Like Owen and DeLiberty, Hammerslag and Johnson each drive to Palomar Airport in their own cars (Johnson lives nearby in Carlsbad), then use a car at the other end to get to their jobs in Hollywood.

“It’s that 10-mile drive from Burbank Airport on the Hollywood Freeway through the Cahuenga Pass that’s really the killer,” Johnson said. “It often takes as long to drive from the airport to Hollywood as it does to fly from San Diego to L.A.”

In fact, that nine-mile drive can take 30 minutes or occasionally even 45 minutes in very heavy rush hour traffic, putting it right on the edge of canceling out the time saved by flying.

That is partly why Hammerslag and Johnson only commute to work two or three times a week, most often on Monday and Wednesday mornings. The rest of the time, they stay overnight at the Hollywood Roosevelt Hotel, across the street from their office.

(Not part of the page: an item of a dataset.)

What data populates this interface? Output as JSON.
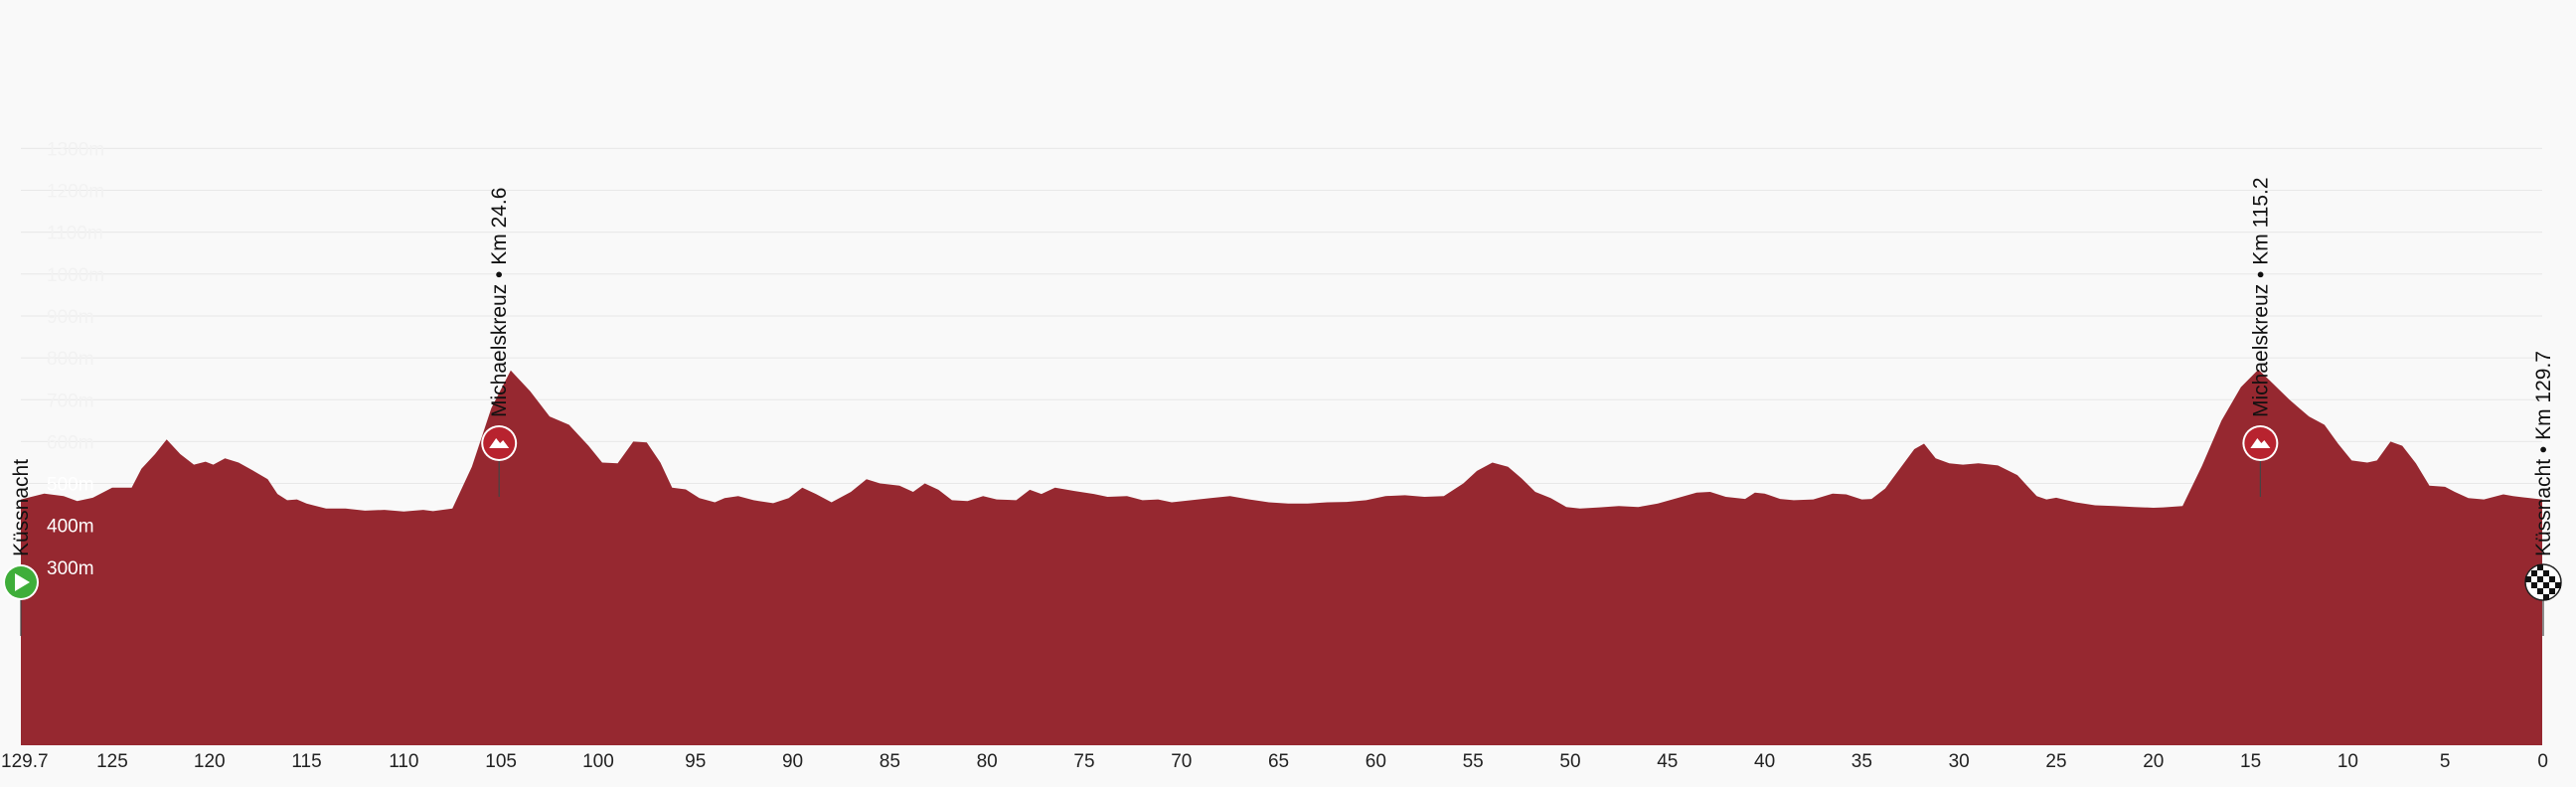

For Souza, as with Hammerslag and Owen, flying is a lot less stressful than following taillights on overcrowded highways.

“I don’t arrive burnt-out from the commute,” Souza said. “In fact, it’s really quite refreshing.”

What’s more, Souza said, by shaving two or three hours off his commuting time each day by flying, he can usually get a week’s worth of work done in just four days.

Souza’s proximity to Van Nuys Airport also affords him another advantage that few other L.A. businesspeople can match: the ability to hop in his plane for a long lunch break in Santa Barbara. That is only a 45-minute flight each way.

“It really impresses the clients,” Souza said.